В песенном фольклоре Печоры прослеживается еще один сюжет, который не встречается в песнях других регионов Европейского Севера России. Речь идет об учениях. Так, в одной песне говорится о том, что «русски командиры со ученьца идут» [44]. В другой песне присутствует масса подробностей: «У солдата сердце мрет, / Сердечко чувствует поход: / Летом в лагерях стоять, / Поутру рано вставать, / Черный мундир одевать, / На ученье поспешать. / Нам ученьеце - мученье, / Очень плечам тяжело. / Штык винтовку подают / И под рыло нам дают» [45]. Интересно, что в этих строчках поэтически отражено реальное положение дел в российской императорской армии. Со времени Екатерины II для обучения войск летом проводились лагерные сборы, когда отрабатывались действия рот, батальонов и более крупных формирований войск (линейные учения). Летом же устраивались и войсковые маневры.
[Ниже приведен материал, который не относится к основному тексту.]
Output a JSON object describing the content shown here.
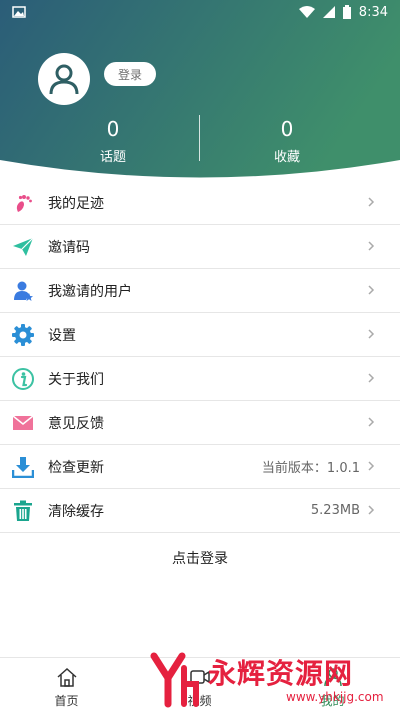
{
  "status": {
    "time": "8:34"
  },
  "profile": {
    "login_label": "登录"
  },
  "stats": [
    {
      "value": "0",
      "label": "话题"
    },
    {
      "value": "0",
      "label": "收藏"
    }
  ],
  "menu": [
    {
      "label": "我的足迹",
      "icon": "footprint-icon",
      "value": ""
    },
    {
      "label": "邀请码",
      "icon": "paper-plane-icon",
      "value": ""
    },
    {
      "label": "我邀请的用户",
      "icon": "user-star-icon",
      "value": ""
    },
    {
      "label": "设置",
      "icon": "gear-icon",
      "value": ""
    },
    {
      "label": "关于我们",
      "icon": "info-icon",
      "value": ""
    },
    {
      "label": "意见反馈",
      "icon": "envelope-icon",
      "value": ""
    },
    {
      "label": "检查更新",
      "icon": "download-icon",
      "value": "当前版本：1.0.1"
    },
    {
      "label": "清除缓存",
      "icon": "trash-icon",
      "value": "5.23MB"
    }
  ],
  "login_link": "点击登录",
  "tabs": [
    {
      "label": "首页",
      "icon": "home-icon",
      "active": false
    },
    {
      "label": "视频",
      "icon": "video-icon",
      "active": false
    },
    {
      "label": "我的",
      "icon": "profile-icon",
      "active": true
    }
  ],
  "watermark": {
    "brand": "永辉资源网",
    "url": "www.yhkjjg.com"
  },
  "colors": {
    "header_start": "#2b5d78",
    "header_end": "#3f8f6b",
    "active_tab": "#2e8b57"
  }
}
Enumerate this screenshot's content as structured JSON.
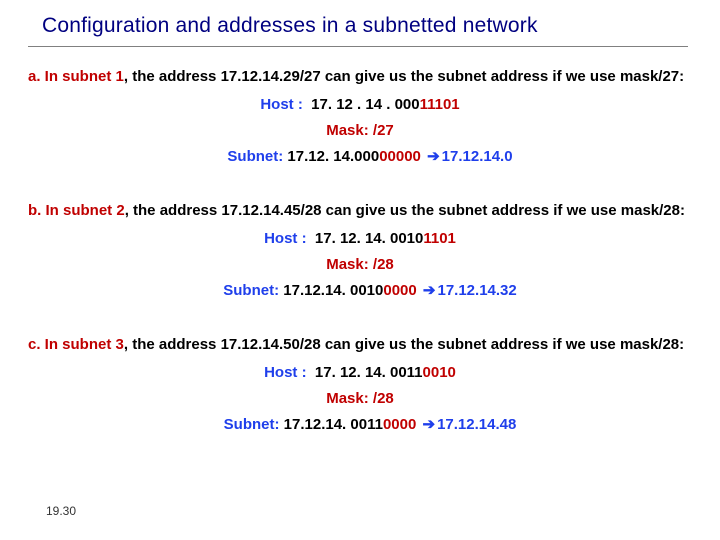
{
  "title": "Configuration and addresses in a subnetted network",
  "pagenum": "19.30",
  "blocks": [
    {
      "lead_label": "a. In subnet 1",
      "lead_comma": ",",
      "intro_pre": " the address ",
      "intro_addr": "17.12.14.29/27",
      "intro_mid": " can give us the subnet address if we use ",
      "intro_mask": "mask/27:",
      "host_label": "Host :",
      "host_pre": "17. 12 . 14 . 000",
      "host_red": "11101",
      "mask_label": "Mask:",
      "mask_val": "/27",
      "subnet_label": "Subnet:",
      "subnet_pre": "17.12. 14.000",
      "subnet_red": "00000",
      "subnet_result": "17.12.14.0"
    },
    {
      "lead_label": "b. In subnet 2",
      "lead_comma": ",",
      "intro_pre": " the address ",
      "intro_addr": "17.12.14.45/28",
      "intro_mid": " can give us the subnet address if we use ",
      "intro_mask": "mask/28:",
      "host_label": "Host :",
      "host_pre": "17. 12. 14. 0010",
      "host_red": "1101",
      "mask_label": "Mask:",
      "mask_val": "/28",
      "subnet_label": "Subnet:",
      "subnet_pre": "17.12.14. 0010",
      "subnet_red": "0000",
      "subnet_result": "17.12.14.32"
    },
    {
      "lead_label": "c. In subnet 3",
      "lead_comma": ",",
      "intro_pre": " the address ",
      "intro_addr": "17.12.14.50/28",
      "intro_mid": " can give us the subnet address if we use ",
      "intro_mask": "mask/28:",
      "host_label": "Host :",
      "host_pre": "17. 12. 14. 0011",
      "host_red": "0010",
      "mask_label": "Mask:",
      "mask_val": "/28",
      "subnet_label": "Subnet:",
      "subnet_pre": "17.12.14. 0011",
      "subnet_red": "0000",
      "subnet_result": "17.12.14.48"
    }
  ],
  "arrow_glyph": "➔"
}
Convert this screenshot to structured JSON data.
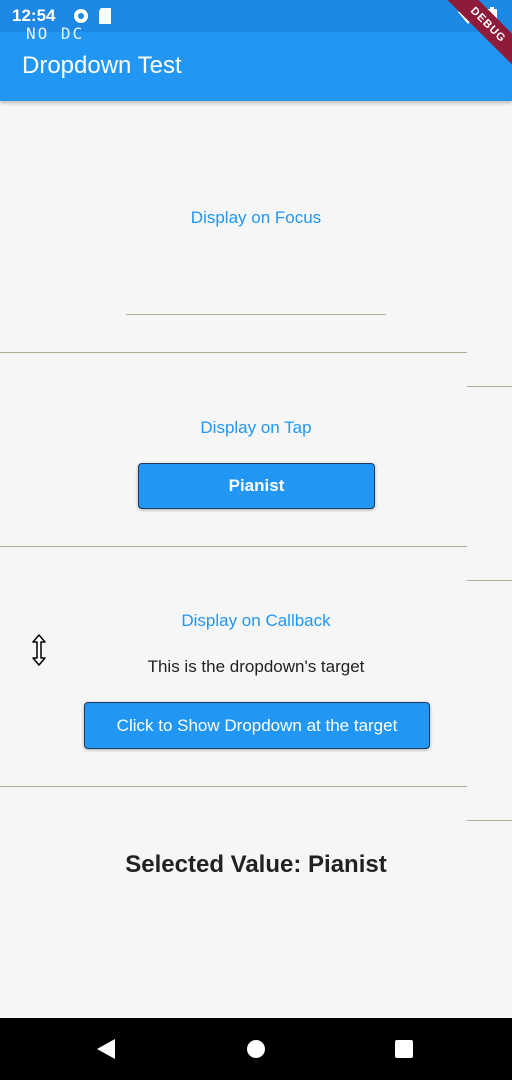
{
  "status_bar": {
    "time": "12:54",
    "overlay_text": "NO DC"
  },
  "app_bar": {
    "title": "Dropdown Test",
    "debug_badge": "DEBUG"
  },
  "sections": {
    "focus": {
      "title": "Display on Focus"
    },
    "tap": {
      "title": "Display on Tap",
      "button_label": "Pianist"
    },
    "callback": {
      "title": "Display on Callback",
      "target_text": "This is the dropdown's target",
      "button_label": "Click to Show Dropdown at the target"
    }
  },
  "selected_value": "Selected Value: Pianist",
  "icons": {
    "status": [
      "gear-icon",
      "sd-card-icon",
      "wifi-icon",
      "battery-icon"
    ],
    "cursor": "resize-vertical-cursor-icon",
    "nav": [
      "back-icon",
      "home-icon",
      "recents-icon"
    ]
  },
  "colors": {
    "primary": "#2196f3",
    "debug_banner": "#8e1b3a"
  }
}
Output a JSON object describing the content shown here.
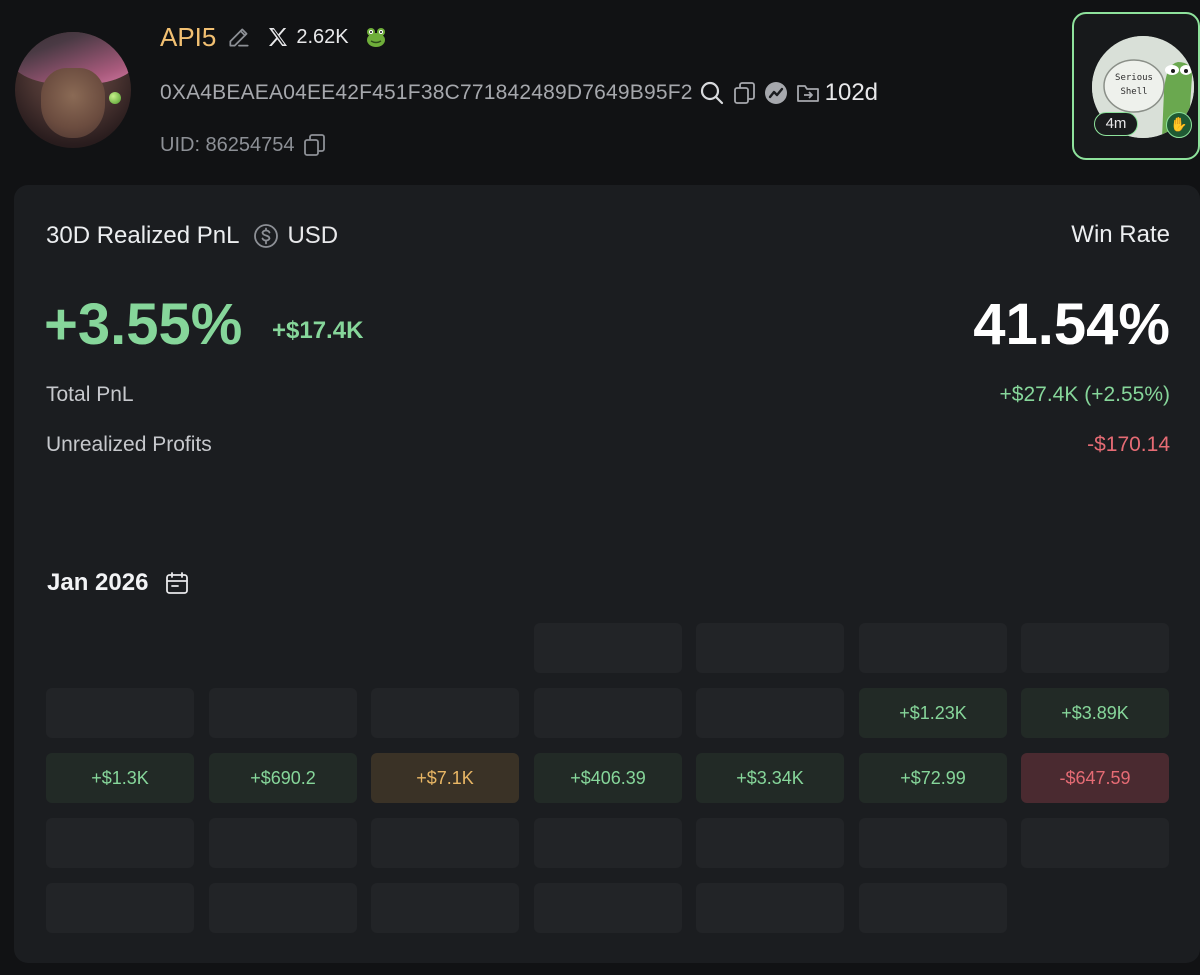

Примечательно, что все маневры вплоть до конца XIX в. проводились только летом, зимой обучение войск велось только в местах их расквартирования. Первые зимние маневры прошли в Петербургском военном округе в 1897 г. [46] C конца XVIII в. и особенно в первой половине XIX в. большое значение в русской армии придавалось слаженным действиям крупных масс войск, которые оттачивались до автоматизма. Дело дошло до того, что накануне Крымской войны нижних чинов обучали лишь для смотра, упражнения в полевой службе расценивались офицерами и солдатами как излишние мучения, поскольку на смотрах поверке не подлежали [47]. Методы обучения во второй трети XVIII-XIX вв. зачастую сводились к муштре, в армии были распространены телесные наказания за ошибки при обучении, заметно усилившиеся во второй половине 30-х - 50-х гг. XIX в. Жестокое отношение к солдатам и рукоприкладство начальников по отношению к нижним чинам в XVIII - первой половине XIX в. были распространенными явлениями в русской армии, с которым боролись отдельные военачальники, но не всегда успешно.

В песнях Печоры встречается также редкий сюжет - описание морской службы. В других песнях фигурируют матросы, но в песне «Мы не песню-то пели, брацы, а горе мыкали» само действие песни проходит в море, фигурирует червлен корабль, шлюпочки, полковничек в синем море [48]. Еще при Петре Великом были установлены специальные воинские морские чины, однако особенности службы на море привели к тому, что в течение XVIII-XIX вв. были образованы корпуса специалистов артиллерии, штурманов и инженеров-кораблестроителей, офицерам которых были присвоены сухопутные чины. Кроме того, в составе ВМФ до 1860-х гг. были специальные «ластовые экипажи», офицеры которых тоже имели сухопутные звания, командовали портовыми и каботажными судами, занимали нестроевые должности на берегу и на флотах слыли как малообразованные любители спиртного [49]. Примечательно, что в указанной песне по сюжету «полковничек» впервые оказался в море, ему стало плохо («помутились у полковничка очи ясны»), и он «полетел за борт», а затем, когда его спасли, «просыпался трои суточки, от тяжелой от хмелинушки пробуждаться стал» [50]. Однако, поскольку служебный статус «полковничка» в песне не обозначается, не исключено, что тут мы можем видеть проявление определенной розни между представителями разных видов вооруженных сил.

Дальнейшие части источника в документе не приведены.